The extension of existing units is also a clear alternative to new build. Mezzanine installation allows occupiers to increase space by around two thirds with a relatively simple internal structure, and requires fairly straightforward changes to the warehouse operations - in terms of racking, lifts and stock management - to make the most of the additional space.

This can be reasonably cost effective, subject to actual specification, but a simple 'light touch' mezzanine could cost as little as £200 per square metre to install.
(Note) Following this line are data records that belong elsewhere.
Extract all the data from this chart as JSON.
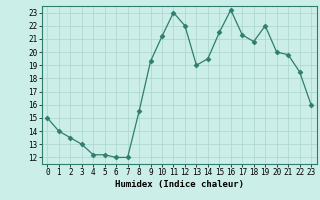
{
  "x": [
    0,
    1,
    2,
    3,
    4,
    5,
    6,
    7,
    8,
    9,
    10,
    11,
    12,
    13,
    14,
    15,
    16,
    17,
    18,
    19,
    20,
    21,
    22,
    23
  ],
  "y": [
    15,
    14,
    13.5,
    13,
    12.2,
    12.2,
    12,
    12,
    15.5,
    19.3,
    21.2,
    23,
    22,
    19,
    19.5,
    21.5,
    23.2,
    21.3,
    20.8,
    22,
    20,
    19.8,
    18.5,
    16
  ],
  "line_color": "#2e7d6e",
  "marker": "D",
  "marker_size": 2.5,
  "bg_color": "#cceee8",
  "grid_color": "#aad4cc",
  "xlabel": "Humidex (Indice chaleur)",
  "xlim": [
    -0.5,
    23.5
  ],
  "ylim": [
    11.5,
    23.5
  ],
  "yticks": [
    12,
    13,
    14,
    15,
    16,
    17,
    18,
    19,
    20,
    21,
    22,
    23
  ],
  "xticks": [
    0,
    1,
    2,
    3,
    4,
    5,
    6,
    7,
    8,
    9,
    10,
    11,
    12,
    13,
    14,
    15,
    16,
    17,
    18,
    19,
    20,
    21,
    22,
    23
  ],
  "xlabel_fontsize": 6.5,
  "tick_fontsize": 5.5
}
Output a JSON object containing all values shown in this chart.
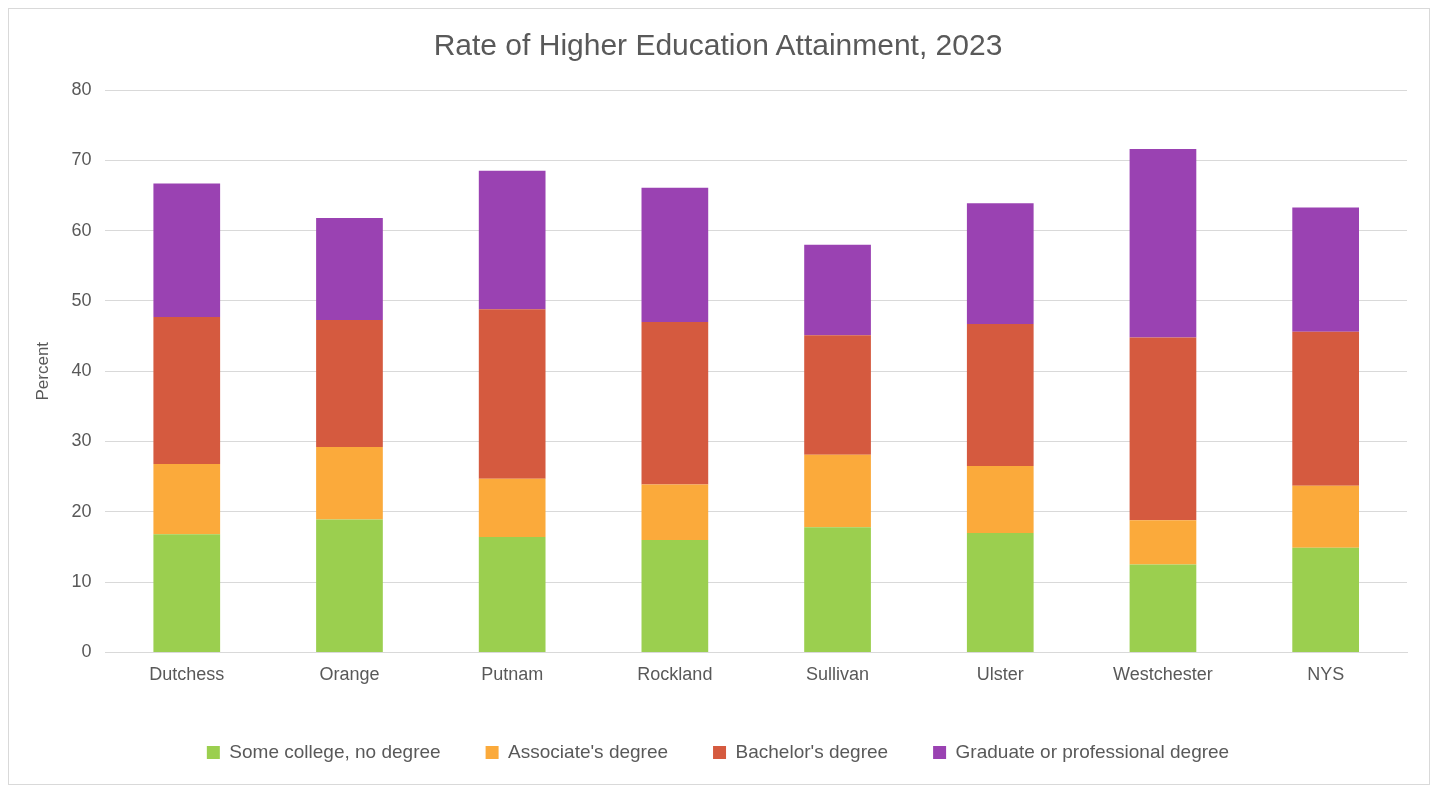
{
  "chart_data": {
    "type": "bar",
    "title": "Rate of Higher Education Attainment, 2023",
    "ylabel": "Percent",
    "stacked": true,
    "grid": "y",
    "legend": "bottom",
    "categories": [
      "Dutchess",
      "Orange",
      "Putnam",
      "Rockland",
      "Sullivan",
      "Ulster",
      "Westchester",
      "NYS"
    ],
    "ylim": [
      0,
      80
    ],
    "yticks": [
      0,
      10,
      20,
      30,
      40,
      50,
      60,
      70,
      80
    ],
    "series": [
      {
        "name": "Some college, no degree",
        "color": "#9bcf4f",
        "values": [
          16.8,
          18.9,
          16.4,
          16.0,
          17.8,
          17.0,
          12.5,
          14.9
        ]
      },
      {
        "name": "Associate's degree",
        "color": "#fbaa3b",
        "values": [
          10.0,
          10.3,
          8.3,
          7.9,
          10.3,
          9.5,
          6.3,
          8.8
        ]
      },
      {
        "name": "Bachelor's degree",
        "color": "#d55a3f",
        "values": [
          20.9,
          18.1,
          24.1,
          23.1,
          17.0,
          20.2,
          26.0,
          21.9
        ]
      },
      {
        "name": "Graduate or professional degree",
        "color": "#9a42b2",
        "values": [
          19.0,
          14.5,
          19.7,
          19.1,
          12.9,
          17.2,
          26.8,
          17.7
        ]
      }
    ]
  }
}
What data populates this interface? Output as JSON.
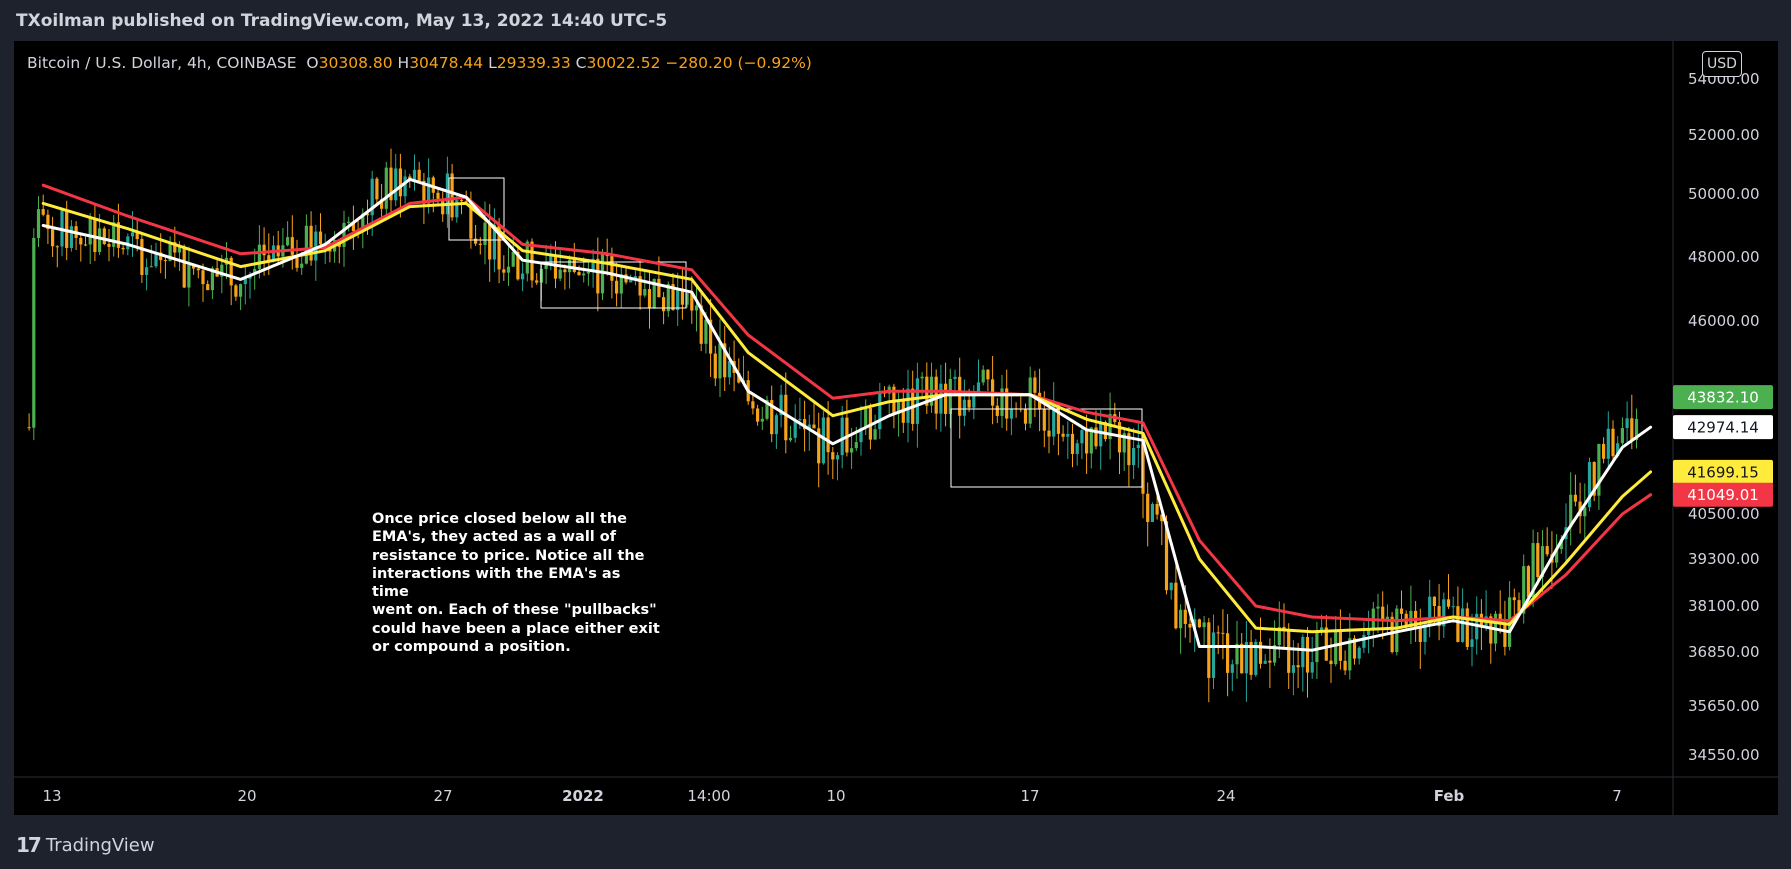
{
  "header": {
    "published": "TXoilman published on TradingView.com, May 13, 2022 14:40 UTC-5"
  },
  "legend": {
    "symbol": "Bitcoin / U.S. Dollar, 4h, COINBASE",
    "o_label": "O",
    "o": "30308.80",
    "h_label": "H",
    "h": "30478.44",
    "l_label": "L",
    "l": "29339.33",
    "c_label": "C",
    "c": "30022.52",
    "change": "−280.20 (−0.92%)"
  },
  "currency": "USD",
  "annotation": "Once price closed below all the\nEMA's, they acted as a wall of\nresistance to price. Notice all the\ninteractions with the EMA's as time\nwent on. Each of these \"pullbacks\"\ncould have been a place either exit\nor compound a position.",
  "footer": {
    "brand": "TradingView",
    "brand_mark": "17"
  },
  "colors": {
    "up": "#26a69a",
    "up_alt": "#4caf50",
    "down": "#f7a21b",
    "ema_white": "#ffffff",
    "ema_yellow": "#ffeb3b",
    "ema_red": "#f23645"
  },
  "chart_data": {
    "type": "line",
    "title": "",
    "xlabel": "",
    "ylabel": "",
    "x_ticks": [
      "13",
      "20",
      "27",
      "2022",
      "14:00",
      "10",
      "17",
      "24",
      "Feb",
      "7"
    ],
    "y_ticks": [
      "54000.00",
      "52000.00",
      "50000.00",
      "48000.00",
      "46000.00",
      "40500.00",
      "39300.00",
      "38100.00",
      "36850.00",
      "35650.00",
      "34550.00"
    ],
    "ylim": [
      34000,
      54500
    ],
    "price_labels": [
      {
        "value": "43832.10",
        "series": "price",
        "color": "#4caf50"
      },
      {
        "value": "42974.14",
        "series": "EMA white",
        "color": "#ffffff"
      },
      {
        "value": "41699.15",
        "series": "EMA yellow",
        "color": "#ffeb3b"
      },
      {
        "value": "41049.01",
        "series": "EMA red",
        "color": "#f23645"
      }
    ],
    "series": [
      {
        "color": "#ffffff",
        "x": [
          "Dec 13",
          "Dec 16",
          "Dec 20",
          "Dec 23",
          "Dec 26",
          "Dec 28",
          "Dec 30",
          "Jan 2",
          "Jan 5",
          "Jan 7",
          "Jan 10",
          "Jan 12",
          "Jan 14",
          "Jan 17",
          "Jan 19",
          "Jan 21",
          "Jan 23",
          "Jan 25",
          "Jan 27",
          "Jan 30",
          "Feb 1",
          "Feb 3",
          "Feb 5",
          "Feb 7",
          "Feb 8"
        ],
        "values": [
          49000,
          48400,
          47300,
          48400,
          50500,
          49900,
          47900,
          47500,
          46900,
          44000,
          42500,
          43300,
          43900,
          43900,
          42900,
          42600,
          37000,
          37000,
          36900,
          37400,
          37700,
          37400,
          40000,
          42400,
          42974
        ]
      },
      {
        "color": "#ffeb3b",
        "x": [
          "Dec 13",
          "Dec 16",
          "Dec 20",
          "Dec 23",
          "Dec 26",
          "Dec 28",
          "Dec 30",
          "Jan 2",
          "Jan 5",
          "Jan 7",
          "Jan 10",
          "Jan 12",
          "Jan 14",
          "Jan 17",
          "Jan 19",
          "Jan 21",
          "Jan 23",
          "Jan 25",
          "Jan 27",
          "Jan 30",
          "Feb 1",
          "Feb 3",
          "Feb 5",
          "Feb 7",
          "Feb 8"
        ],
        "values": [
          49700,
          48900,
          47700,
          48200,
          49600,
          49700,
          48200,
          47800,
          47300,
          45100,
          43300,
          43700,
          43900,
          43900,
          43200,
          42800,
          39300,
          37500,
          37400,
          37500,
          37800,
          37600,
          39200,
          41000,
          41699
        ]
      },
      {
        "color": "#f23645",
        "x": [
          "Dec 13",
          "Dec 16",
          "Dec 20",
          "Dec 23",
          "Dec 26",
          "Dec 28",
          "Dec 30",
          "Jan 2",
          "Jan 5",
          "Jan 7",
          "Jan 10",
          "Jan 12",
          "Jan 14",
          "Jan 17",
          "Jan 19",
          "Jan 21",
          "Jan 23",
          "Jan 25",
          "Jan 27",
          "Jan 30",
          "Feb 1",
          "Feb 3",
          "Feb 5",
          "Feb 7",
          "Feb 8"
        ],
        "values": [
          50300,
          49300,
          48100,
          48300,
          49700,
          49900,
          48400,
          48100,
          47600,
          45600,
          43800,
          44000,
          44000,
          43900,
          43400,
          43100,
          39800,
          38100,
          37800,
          37700,
          37800,
          37700,
          38900,
          40500,
          41049
        ]
      }
    ]
  }
}
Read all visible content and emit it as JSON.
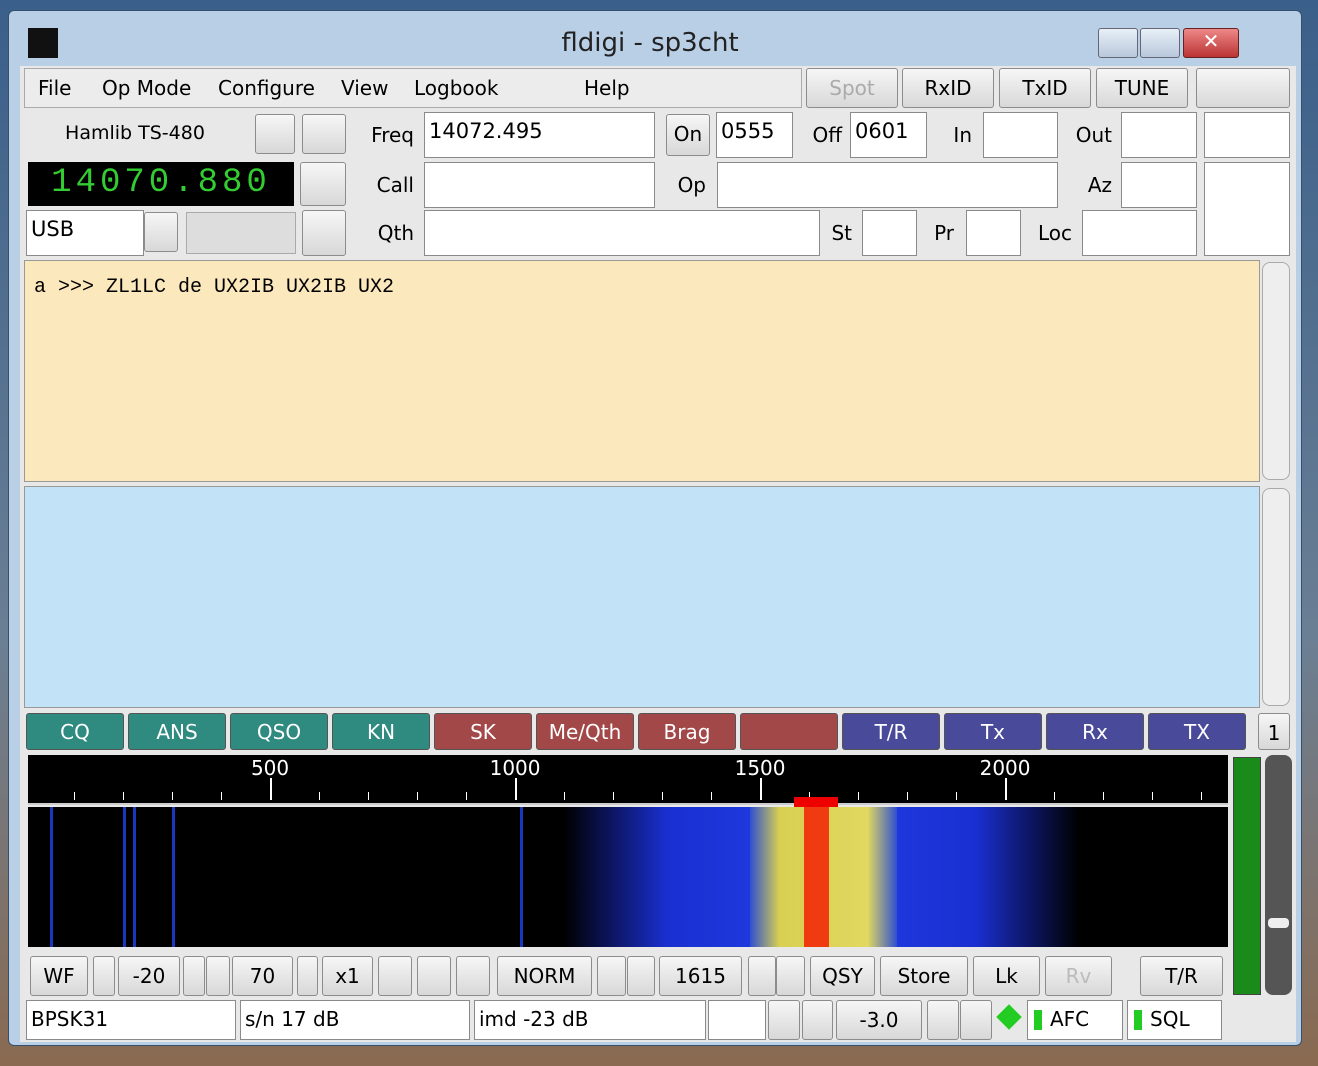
{
  "window": {
    "title": "fldigi - sp3cht"
  },
  "menu": [
    "File",
    "Op Mode",
    "Configure",
    "View",
    "Logbook",
    "Help"
  ],
  "toggles": [
    "Spot",
    "RxID",
    "TxID",
    "TUNE"
  ],
  "rig": {
    "name": "Hamlib TS-480",
    "frequency": "14070.880",
    "mode": "USB"
  },
  "log": [
    {
      "label": "Freq",
      "value": "14072.495"
    },
    {
      "label": "On",
      "value": "0555"
    },
    {
      "label": "Off",
      "value": "0601"
    },
    {
      "label": "In"
    },
    {
      "label": "Out"
    },
    {
      "label": "Call"
    },
    {
      "label": "Op"
    },
    {
      "label": "Az"
    },
    {
      "label": "Qth"
    },
    {
      "label": "St"
    },
    {
      "label": "Pr"
    },
    {
      "label": "Loc"
    }
  ],
  "rx_text": "a >>> ZL1LC de UX2IB UX2IB UX2",
  "macros": [
    {
      "label": "CQ",
      "color": "#2f8a80"
    },
    {
      "label": "ANS",
      "color": "#2f8a80"
    },
    {
      "label": "QSO",
      "color": "#2f8a80"
    },
    {
      "label": "KN",
      "color": "#2f8a80"
    },
    {
      "label": "SK",
      "color": "#a24848"
    },
    {
      "label": "Me/Qth",
      "color": "#a24848"
    },
    {
      "label": "Brag",
      "color": "#a24848"
    },
    {
      "color": "#a24848"
    },
    {
      "label": "T/R",
      "color": "#4a4a9a"
    },
    {
      "label": "Tx",
      "color": "#4a4a9a"
    },
    {
      "label": "Rx",
      "color": "#4a4a9a"
    },
    {
      "label": "TX",
      "color": "#4a4a9a"
    }
  ],
  "macro_bank": "1",
  "waterfall": {
    "xlim": [
      6,
      2455
    ],
    "xticks": [
      500,
      1000,
      1500,
      2000
    ]
  },
  "controls": [
    "WF",
    "-20",
    "70",
    "x1",
    "NORM",
    "1615",
    "QSY",
    "Store",
    "Lk",
    "Rv",
    "T/R"
  ],
  "status": [
    "BPSK31",
    "s/n 17 dB",
    "imd -23 dB",
    "-3.0",
    "AFC",
    "SQL"
  ]
}
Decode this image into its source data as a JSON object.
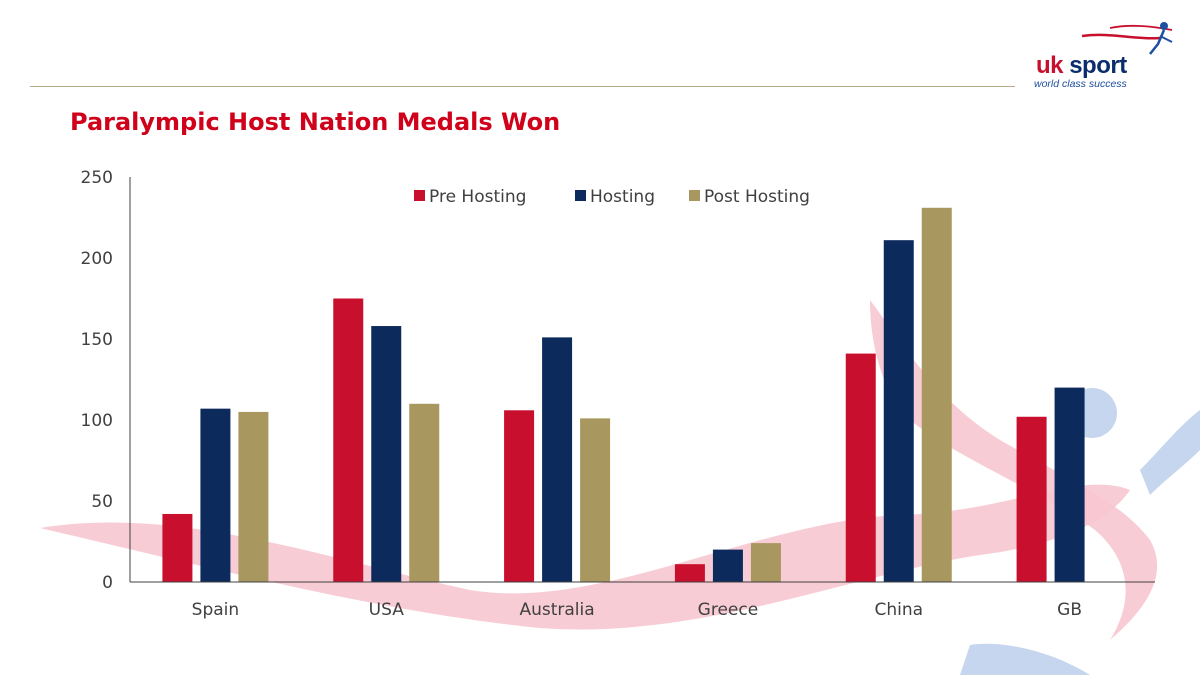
{
  "branding": {
    "logo_name_part1": "uk",
    "logo_name_part2": "sport",
    "logo_tagline": "world class success"
  },
  "colors": {
    "title": "#d0021b",
    "pre_hosting": "#c8102e",
    "hosting": "#0d2a5c",
    "post_hosting": "#a8975f",
    "swoosh_pink": "#f7c6d0",
    "swoosh_blue": "#c5d6ee"
  },
  "chart_data": {
    "type": "bar",
    "title": "Paralympic Host Nation Medals Won",
    "xlabel": "",
    "ylabel": "",
    "ylim": [
      0,
      250
    ],
    "yticks": [
      0,
      50,
      100,
      150,
      200,
      250
    ],
    "grid": false,
    "legend_position": "top-center",
    "categories": [
      "Spain",
      "USA",
      "Australia",
      "Greece",
      "China",
      "GB"
    ],
    "series": [
      {
        "name": "Pre Hosting",
        "color": "#c8102e",
        "values": [
          42,
          175,
          106,
          11,
          141,
          102
        ]
      },
      {
        "name": "Hosting",
        "color": "#0d2a5c",
        "values": [
          107,
          158,
          151,
          20,
          211,
          120
        ]
      },
      {
        "name": "Post Hosting",
        "color": "#a8975f",
        "values": [
          105,
          110,
          101,
          24,
          231,
          null
        ]
      }
    ]
  }
}
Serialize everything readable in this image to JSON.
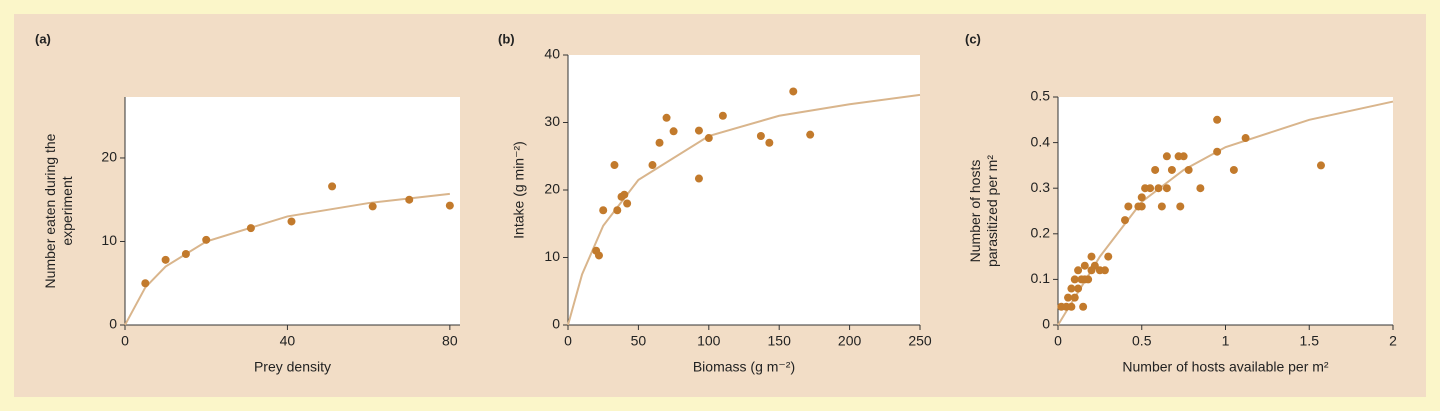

And then there's second tier extensions. These pose a slightly more difficult challenge, as they would require roof removal and additional structural support - at significant cost - but could be worth the investment to an expanding business which is already ideally located for its customers and employees. Better still, the new build development of two-storey buildings could offer developers the chance to double their money for the same footprint, and occupiers to secure larger premises in popular locations, and offers a potential solution to the mega-shed question. The biggest barrier to this is likely to be the planning authorities who have an obsession with eaves heights and reducing visual impact. But, if the decision comes down to taller sheds or loss of greenbelt, surely raising the roof is more palatable to both the environment and the local community.

Getting the grades
There is undoubtedly a shortage in Grade A industrial stock, but there is also still an understandable reticence from developers to build on spec. For landlords, therefore, refurbishment provides an obvious opportunity. We've been working for Standard Life on the refurbishment of their 1970s units at the Gravelley and Elmdon Estates for a number of years, bringing buildings up-to-date in line with the requirements of any given occupier. There is, in truth, ample accommodation for growth if these secondary units are included in the head count, and refurbished to a high enough standard.

While the lack of available Grade A stock raises fears of the Midlands losing out to neighbouring regions or even overseas, the demand for just in time delivery makes proximity to the supply chain a vital part of the equation and works in favour of businesses staying local. Brownfield development, refurbishment and smart new build designs arguably provide sufficient options for occupiers in the current market without having to resort to the destruction of the green belt.